Apache HBASE

No Comments

Apache HBASE is an Open Source, Scalable, Consistent, Low latency and Random Access database. It’s designed to store record-oriented data across a scalable cluster of machines.

It supports ACID (Atomicity, Consistency, Isolation, Durability ) properties of databases and very low time in query and output make it low latent. It can be randomly accessed and failure do not block the system.

A distributed, column oriented, NoSQL data store that is part of the Hadoop Ecosystem. It is an open source implementation of Google’s BigTable and is used by a large number of enterprises in production environments, such as Facebook, Twitter and Yahoo.

distributed — rows are spread over many machines;
consistent — it’s strongly consistent (at a per-row level);
persistent — it stores data on disk with a log, so it sticks around;
sorted — rows are stored in sorted order, making seeks very fast;
sparse — if a row has no value in a column, it doesn’t use any space;
multi-dimensional — data is addressable in several dimensions: tables, rows, columns, versions, etc.

When do you need Hbase ?

High write throughput.
Low latency big data applications.
Fast read and write operations.
Operational Application — If you have large data operational application then Hbase it is a perfect choice but it you have any analytical application then Impala will be great.

Hbase Data Model

Data is stored in Big table.
Table consist rows and each rows has arbitrary number of columns.
Every cell value gets assigned by timestamp and it plays an important role during operations.
Row keys are lexicographically sorted and stored in Bytes [].
Column name and values are also stored in Bytes [].
Columns are grouped on the basis of properties as a column family.

Google was among the first companies to move in this direction, because they were operating at the scale of the entire web. So, they long ago built their infrastructure on top of a new kind of system (Big Table, which is the direct intellectual ancestor of HBase). It grew from there, with dozens of Open Source variants on the theme emerging in the space of a few years: Cassandra, MongoDB, Riak, Redis, CouchDB, etc.

HBase is a strongly consistent store. In the CAP Theorem, consistency (C), availability (A), and partition tolerance (P), that means it’s a (CP) store, not an (AP) store. Eventual consistency is great when used for the right purpose, but it can tend to push challenges up to the application developer. We didn’t think we’d be able to absorb that extra complexity, for general use in a product with such a large surface area.

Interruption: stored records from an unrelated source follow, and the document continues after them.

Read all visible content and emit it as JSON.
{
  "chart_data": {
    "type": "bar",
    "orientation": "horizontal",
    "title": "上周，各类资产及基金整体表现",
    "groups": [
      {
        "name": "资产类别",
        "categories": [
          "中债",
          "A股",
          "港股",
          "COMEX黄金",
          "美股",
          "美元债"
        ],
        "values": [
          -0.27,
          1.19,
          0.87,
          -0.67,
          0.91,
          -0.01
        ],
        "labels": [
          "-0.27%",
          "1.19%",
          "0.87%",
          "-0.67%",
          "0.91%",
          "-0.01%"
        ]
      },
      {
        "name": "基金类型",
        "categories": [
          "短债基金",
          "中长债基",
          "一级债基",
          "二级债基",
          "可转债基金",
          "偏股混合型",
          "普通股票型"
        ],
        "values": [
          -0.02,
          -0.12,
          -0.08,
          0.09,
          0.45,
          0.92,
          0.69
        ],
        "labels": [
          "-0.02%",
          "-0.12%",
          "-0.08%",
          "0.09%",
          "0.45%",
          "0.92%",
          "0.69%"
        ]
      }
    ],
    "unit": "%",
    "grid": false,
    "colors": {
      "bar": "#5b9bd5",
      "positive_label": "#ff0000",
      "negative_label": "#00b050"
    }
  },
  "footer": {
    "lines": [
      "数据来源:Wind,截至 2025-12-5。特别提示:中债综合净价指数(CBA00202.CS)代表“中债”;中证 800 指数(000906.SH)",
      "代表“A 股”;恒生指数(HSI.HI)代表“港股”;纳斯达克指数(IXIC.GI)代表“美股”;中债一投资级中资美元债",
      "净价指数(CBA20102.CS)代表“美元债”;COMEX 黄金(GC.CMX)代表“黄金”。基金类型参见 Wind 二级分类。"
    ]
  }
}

It’s a high quality project. It did well in our benchmarks and tests, and is well respected in the community. Facebook built their entire Messaging infrastructure on HBase (as well as many other things), and the Open Source community is active and friendly.

HBase can use Hadoop’s distributed filesystem for persistence and offers first class integration with MapReduce.

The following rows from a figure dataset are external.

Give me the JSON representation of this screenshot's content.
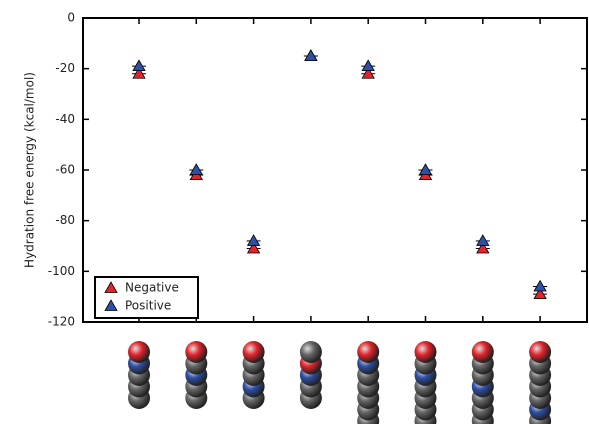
{
  "chart_data": {
    "type": "scatter",
    "y_label": "Hydration free energy (kcal/mol)",
    "categories": [
      null,
      null,
      null,
      null,
      null,
      null,
      null,
      null
    ],
    "series": [
      {
        "name": "Negative",
        "color": "#e3242b",
        "values": [
          -22,
          -62,
          -91,
          -15,
          -22,
          -62,
          -91,
          -109
        ]
      },
      {
        "name": "Positive",
        "color": "#2d4fa6",
        "values": [
          -19,
          -60,
          -88,
          -15,
          -19,
          -60,
          -88,
          -106
        ]
      }
    ],
    "ylim": [
      -120,
      0
    ],
    "yticks": [
      0,
      -20,
      -40,
      -60,
      -80,
      -100,
      -120
    ],
    "legend": "lower-left"
  }
}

Region servers: Serve data for reads and writes. DDL Statements are handled via HMaster. Colocated with Data Nodes (data locality)

Hadoop Data Node: Stores the data that the Region servers are managing as HDFS files. The crucial thing here is the data locality.

NameNode: Maintains meta information for all the stored data that compose files.

In HBase, data is physically sharded into what are known as regions. A single region server hosts each region, and each region server is responsible for one or more regions. When data is added to HBase, it’s first written to a write-ahead log (WAL) known as the HLog. Once written to the HLog, the data is then stored in an in-memory MemStore. Once the data in memory exceeds a certain threshold, it’s flushed as an HFile to disk. As the number of HFiles increases with MemStore flushes, HBase will merge several smaller files into a few larger ones, to reduce the overhead of reads. This is known as compaction.

When a region server fails, all the regions hosted by that region server will migrate to another region server, providing automatic fail-over. Due to the nature of how failover is architected in HBase, this entails splitting and replaying the contents of the WAL associated with each region, which lengthens the failover time.